During the 2008 presidential campaign, Steven Chu, a physicist professor at Stanford University and one of Obama's energy advisers, told the Wall Street Journal: "Somehow we have to figure out how to boost the price of gasoline to the levels in Europe" where gas prices are about $9 a gallon.
That was music to Obama's ears. He made Chu his secretary of energy, and gas prices soared.
Over the past six months, Obama has been battered by one scandal after another, further eroding whatever trust voters had in him when they gave him a second term.
The administration's slippery explanations, doubts, and denials about what was clearly an all-out terrorist attack on our consulate in Benghazi spawned suspicions that the White House was playing politics with this tragic event in the mist of the 2012 campaign.
To this day, the White House's response has the rank smell of coverup. The State Department still hasn't explained satisfactorily why the pleas of Ambassador Christopher Stevens for increased security were coldly ignored before terrorists murdered him and three other Americans.

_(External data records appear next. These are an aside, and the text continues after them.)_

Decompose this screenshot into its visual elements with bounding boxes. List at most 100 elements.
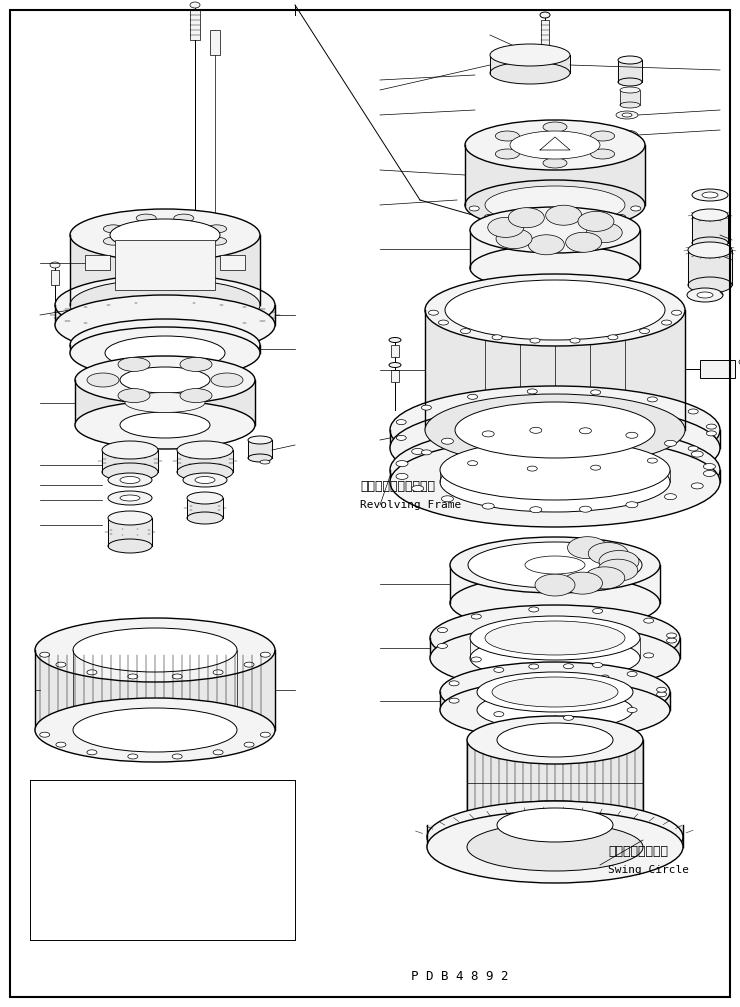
Ellipse shape bbox=[591, 465, 601, 470]
Ellipse shape bbox=[35, 698, 275, 762]
Ellipse shape bbox=[543, 158, 567, 168]
Polygon shape bbox=[102, 450, 158, 472]
Ellipse shape bbox=[260, 732, 270, 737]
Ellipse shape bbox=[102, 441, 158, 459]
Ellipse shape bbox=[485, 621, 625, 655]
Polygon shape bbox=[688, 250, 732, 285]
Ellipse shape bbox=[495, 131, 519, 141]
Ellipse shape bbox=[608, 334, 618, 339]
Ellipse shape bbox=[485, 212, 625, 248]
Ellipse shape bbox=[396, 473, 408, 479]
Text: レボルビングフレーム: レボルビングフレーム bbox=[360, 480, 435, 493]
Ellipse shape bbox=[187, 492, 223, 504]
Polygon shape bbox=[620, 90, 640, 105]
Ellipse shape bbox=[470, 245, 640, 291]
Polygon shape bbox=[465, 145, 645, 205]
Ellipse shape bbox=[494, 668, 504, 673]
Ellipse shape bbox=[442, 495, 454, 501]
Ellipse shape bbox=[587, 221, 596, 226]
Ellipse shape bbox=[428, 310, 439, 315]
Ellipse shape bbox=[118, 389, 150, 403]
Ellipse shape bbox=[197, 495, 213, 501]
Ellipse shape bbox=[128, 674, 138, 679]
Ellipse shape bbox=[260, 653, 270, 658]
Ellipse shape bbox=[692, 237, 728, 249]
Ellipse shape bbox=[697, 245, 723, 255]
Ellipse shape bbox=[619, 133, 631, 138]
Ellipse shape bbox=[120, 412, 210, 438]
Bar bbox=[601, 679, 609, 687]
Ellipse shape bbox=[427, 801, 683, 873]
Bar bbox=[541, 20, 549, 45]
Ellipse shape bbox=[180, 389, 212, 403]
Ellipse shape bbox=[104, 225, 124, 233]
Ellipse shape bbox=[477, 672, 633, 712]
Polygon shape bbox=[75, 380, 255, 425]
Polygon shape bbox=[450, 565, 660, 603]
Text: P D B 4 8 9 2: P D B 4 8 9 2 bbox=[411, 970, 509, 983]
Ellipse shape bbox=[484, 214, 494, 220]
Polygon shape bbox=[692, 215, 728, 243]
Ellipse shape bbox=[468, 460, 477, 465]
Bar bbox=[85, 255, 110, 270]
Ellipse shape bbox=[183, 473, 227, 487]
Ellipse shape bbox=[570, 338, 580, 343]
Ellipse shape bbox=[540, 12, 550, 18]
Ellipse shape bbox=[687, 288, 723, 302]
Ellipse shape bbox=[449, 681, 459, 686]
Ellipse shape bbox=[622, 113, 632, 117]
Ellipse shape bbox=[108, 511, 152, 525]
Ellipse shape bbox=[648, 458, 657, 463]
Bar bbox=[190, 10, 200, 40]
Ellipse shape bbox=[40, 653, 50, 658]
Ellipse shape bbox=[50, 262, 60, 268]
Ellipse shape bbox=[568, 537, 608, 559]
Polygon shape bbox=[187, 498, 223, 518]
Ellipse shape bbox=[497, 723, 613, 757]
Ellipse shape bbox=[533, 721, 577, 735]
Ellipse shape bbox=[494, 712, 504, 717]
Ellipse shape bbox=[195, 476, 215, 483]
Ellipse shape bbox=[601, 675, 609, 679]
Ellipse shape bbox=[578, 211, 614, 232]
Ellipse shape bbox=[55, 295, 275, 355]
Text: Revolving Frame: Revolving Frame bbox=[360, 500, 461, 510]
Ellipse shape bbox=[105, 328, 225, 362]
Ellipse shape bbox=[172, 754, 182, 759]
Ellipse shape bbox=[260, 460, 270, 464]
Ellipse shape bbox=[411, 448, 424, 454]
Polygon shape bbox=[425, 310, 685, 430]
Ellipse shape bbox=[120, 495, 140, 501]
Ellipse shape bbox=[206, 238, 226, 245]
Ellipse shape bbox=[477, 690, 633, 730]
Ellipse shape bbox=[692, 209, 728, 221]
Ellipse shape bbox=[688, 277, 732, 293]
Ellipse shape bbox=[450, 537, 660, 593]
Ellipse shape bbox=[616, 111, 638, 119]
Ellipse shape bbox=[425, 274, 685, 346]
Ellipse shape bbox=[508, 48, 552, 62]
Ellipse shape bbox=[136, 248, 156, 256]
Ellipse shape bbox=[510, 131, 600, 159]
Ellipse shape bbox=[120, 367, 210, 393]
Ellipse shape bbox=[108, 473, 152, 487]
Ellipse shape bbox=[585, 567, 625, 589]
Ellipse shape bbox=[551, 716, 559, 720]
Ellipse shape bbox=[618, 78, 642, 86]
Ellipse shape bbox=[108, 491, 152, 505]
Ellipse shape bbox=[213, 750, 223, 755]
Ellipse shape bbox=[440, 662, 670, 722]
Ellipse shape bbox=[87, 750, 97, 755]
Ellipse shape bbox=[488, 218, 524, 238]
Ellipse shape bbox=[665, 493, 676, 499]
Text: Swing Circle: Swing Circle bbox=[608, 865, 689, 875]
Ellipse shape bbox=[688, 242, 732, 258]
Ellipse shape bbox=[445, 280, 665, 340]
Ellipse shape bbox=[593, 663, 602, 668]
Ellipse shape bbox=[671, 310, 682, 315]
Ellipse shape bbox=[467, 801, 643, 849]
Ellipse shape bbox=[468, 542, 642, 588]
Ellipse shape bbox=[128, 754, 138, 759]
Ellipse shape bbox=[136, 214, 156, 223]
Ellipse shape bbox=[244, 742, 254, 747]
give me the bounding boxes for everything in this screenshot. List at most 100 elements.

Then came the nasty IRS scandal where, under orders from Washington officials, federal tax agents targeted and intimidated dozens of conservative groups during the 2012 campaign cycle to delay and deny their tax-exempt status.
More recently, Edward Snowden's disclosure of national security surveillance programs has presented problems for the administration.
The scandal isn't that we've used telephone and internet data tracking, under oversight by the courts, to uncover and foil terrorist attacks on our country and our allies. The police have used such tools in their criminal investigations for a long time.
The real scandal is this administration's negligent hiring practices in our intelligence agencies and its loose security rules which allowed this national security thievery to take place.
The White House still hasn't bothered to explain how much damage has been done to homeland security on Obama's watch.
The result: The President is fast losing the confidence of Americans who voted for him in November. They see a chief executive who has an excuse for everything that's gone wrong and who spends much of his time at party fundraisers focusing on next year's midterm elections.
In a recent nationwide survey, the Gallup Poll read out a list of institutions in American society, asking "how much confidence you, yourself, have in each one."
Confidence in the Obama presidency ranked fifth in the responses -- a dismal 36 percent.